A new counter-terrorism phrasebook has been drawn up within Whitehall to advise civil servants on how to talk to Muslim communities about the nature of the terror threat without implying they are specifically to blame.

Reflecting the government's decision to abandon the "aggressive rhetoric" of the so-called war on terror, the guide tells civil servants not to use terms such as Islamist extremism or jihadi-fundamentalist but instead to refer to violent extremism and criminal murderers or thugs to avoid any implication that there is an explicit link between Islam and terrorism.

Whoever could imagine that such a link might exist?

In any event, describing people like the July 7th bombers (for example) as "Islamic terrorists" does not necessarily imply anything. It is simply fair labelling: these people were Muslims, and they committed terrorist attacks, which they justified on the basis of their interpretation of Islamic theology. The fact that most Muslims don't blow people up, and that there may be other interpretations of Islamic theology, does not change any of this.

It warns those engaged in counter-terrorist work that talk of a struggle for values or a battle of ideas is often heard as a "confrontation/clash between civilisations/cultures". Instead it suggests that talking about the idea of shared values works much more effectively.
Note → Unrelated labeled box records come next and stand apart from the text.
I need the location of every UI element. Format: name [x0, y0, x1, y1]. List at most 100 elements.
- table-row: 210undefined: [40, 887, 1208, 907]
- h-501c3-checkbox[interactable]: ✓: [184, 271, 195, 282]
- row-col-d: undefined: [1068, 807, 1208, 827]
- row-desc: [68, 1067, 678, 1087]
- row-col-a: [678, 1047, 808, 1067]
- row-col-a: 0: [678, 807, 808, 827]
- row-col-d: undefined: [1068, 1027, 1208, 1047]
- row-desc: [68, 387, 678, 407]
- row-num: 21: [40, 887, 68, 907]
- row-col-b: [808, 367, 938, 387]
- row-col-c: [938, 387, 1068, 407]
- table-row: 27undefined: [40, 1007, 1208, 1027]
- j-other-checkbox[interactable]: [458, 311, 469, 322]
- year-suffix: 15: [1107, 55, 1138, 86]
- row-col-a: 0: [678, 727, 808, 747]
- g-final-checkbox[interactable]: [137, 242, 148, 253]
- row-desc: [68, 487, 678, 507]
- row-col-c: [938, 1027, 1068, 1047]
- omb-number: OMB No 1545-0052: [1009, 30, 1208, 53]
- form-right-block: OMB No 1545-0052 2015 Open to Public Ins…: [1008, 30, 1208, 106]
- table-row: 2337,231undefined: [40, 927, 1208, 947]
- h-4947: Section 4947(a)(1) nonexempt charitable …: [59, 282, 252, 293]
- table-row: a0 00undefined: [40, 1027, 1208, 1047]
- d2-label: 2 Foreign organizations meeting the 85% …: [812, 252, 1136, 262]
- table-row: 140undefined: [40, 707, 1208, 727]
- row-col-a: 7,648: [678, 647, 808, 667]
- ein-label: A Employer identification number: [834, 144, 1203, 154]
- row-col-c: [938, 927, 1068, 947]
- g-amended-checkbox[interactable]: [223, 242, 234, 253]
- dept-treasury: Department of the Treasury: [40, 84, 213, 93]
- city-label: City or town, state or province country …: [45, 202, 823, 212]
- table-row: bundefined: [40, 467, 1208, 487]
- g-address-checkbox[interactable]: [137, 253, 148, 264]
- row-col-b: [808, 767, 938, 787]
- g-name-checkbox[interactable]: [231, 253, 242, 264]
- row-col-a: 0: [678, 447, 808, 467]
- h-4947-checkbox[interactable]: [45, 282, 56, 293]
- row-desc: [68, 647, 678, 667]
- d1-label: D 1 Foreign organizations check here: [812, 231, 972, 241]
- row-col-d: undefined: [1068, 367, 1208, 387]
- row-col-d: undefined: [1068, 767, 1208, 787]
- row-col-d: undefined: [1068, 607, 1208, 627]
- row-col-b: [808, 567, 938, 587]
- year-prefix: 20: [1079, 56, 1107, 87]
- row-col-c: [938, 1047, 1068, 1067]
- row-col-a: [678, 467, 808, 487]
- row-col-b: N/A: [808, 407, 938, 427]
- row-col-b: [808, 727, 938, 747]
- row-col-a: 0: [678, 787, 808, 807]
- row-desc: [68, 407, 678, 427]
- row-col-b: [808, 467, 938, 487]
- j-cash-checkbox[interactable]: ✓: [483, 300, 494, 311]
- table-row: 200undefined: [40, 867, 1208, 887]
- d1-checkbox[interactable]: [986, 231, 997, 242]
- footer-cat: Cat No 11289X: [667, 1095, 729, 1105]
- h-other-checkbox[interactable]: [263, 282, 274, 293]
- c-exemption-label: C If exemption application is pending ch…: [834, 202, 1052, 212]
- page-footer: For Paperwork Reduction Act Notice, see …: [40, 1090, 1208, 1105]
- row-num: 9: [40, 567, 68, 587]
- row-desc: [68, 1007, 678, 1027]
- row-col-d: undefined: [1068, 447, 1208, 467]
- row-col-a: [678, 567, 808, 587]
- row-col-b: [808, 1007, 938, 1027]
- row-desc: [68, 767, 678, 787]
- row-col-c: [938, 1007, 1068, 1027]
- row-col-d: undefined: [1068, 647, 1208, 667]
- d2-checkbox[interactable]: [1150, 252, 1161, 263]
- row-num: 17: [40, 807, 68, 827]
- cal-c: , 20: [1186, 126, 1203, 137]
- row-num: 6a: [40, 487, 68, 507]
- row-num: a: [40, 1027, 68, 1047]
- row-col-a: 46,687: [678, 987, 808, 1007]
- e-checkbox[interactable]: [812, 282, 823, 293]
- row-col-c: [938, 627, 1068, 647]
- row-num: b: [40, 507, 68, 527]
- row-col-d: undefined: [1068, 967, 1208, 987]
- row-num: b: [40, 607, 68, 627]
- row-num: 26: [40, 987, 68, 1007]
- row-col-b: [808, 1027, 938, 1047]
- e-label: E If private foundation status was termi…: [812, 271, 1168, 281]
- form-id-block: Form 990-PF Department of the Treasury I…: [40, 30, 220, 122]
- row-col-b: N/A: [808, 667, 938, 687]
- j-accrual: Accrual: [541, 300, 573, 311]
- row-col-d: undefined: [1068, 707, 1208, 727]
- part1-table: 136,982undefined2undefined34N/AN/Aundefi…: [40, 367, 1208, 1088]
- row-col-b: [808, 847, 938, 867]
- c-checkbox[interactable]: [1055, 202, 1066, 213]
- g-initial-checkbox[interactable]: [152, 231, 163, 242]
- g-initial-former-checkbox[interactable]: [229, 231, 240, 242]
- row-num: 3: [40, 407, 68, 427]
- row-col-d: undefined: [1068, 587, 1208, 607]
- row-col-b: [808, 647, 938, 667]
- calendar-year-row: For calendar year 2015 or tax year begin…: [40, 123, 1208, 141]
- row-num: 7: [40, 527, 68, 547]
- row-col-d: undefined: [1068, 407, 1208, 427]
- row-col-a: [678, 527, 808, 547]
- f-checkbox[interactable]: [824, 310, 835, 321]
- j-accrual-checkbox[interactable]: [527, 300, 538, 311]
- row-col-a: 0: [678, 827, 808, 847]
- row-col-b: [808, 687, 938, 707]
40% of Muslims in Britain want to impose Sharia law upon the country. 36% of young Muslims favour executing those who convert away from Islam. Apologies if my frequent reiteration of those figures is getting boring, but they really do demonstrate the breadth of the ideological gulf between Islamic and British cultural values. Talk of widespread "shared values" is just myth-making.

The Guardian goes on to tell us that this newspeak represents "a new sophistication", on the part of the government. Which is, I suppose, one way of expressing it, although I prefer the more concise 'dishonesty'. It is dishonest, rather than "sophisticated", to pretend that terrorism carried out by Muslims in the name of Islam has nothing to do with Islam. Still, what else do you expect from a government which characterises terrorist attacks by Muslims against non-Muslims as "anti-Islamic activity"?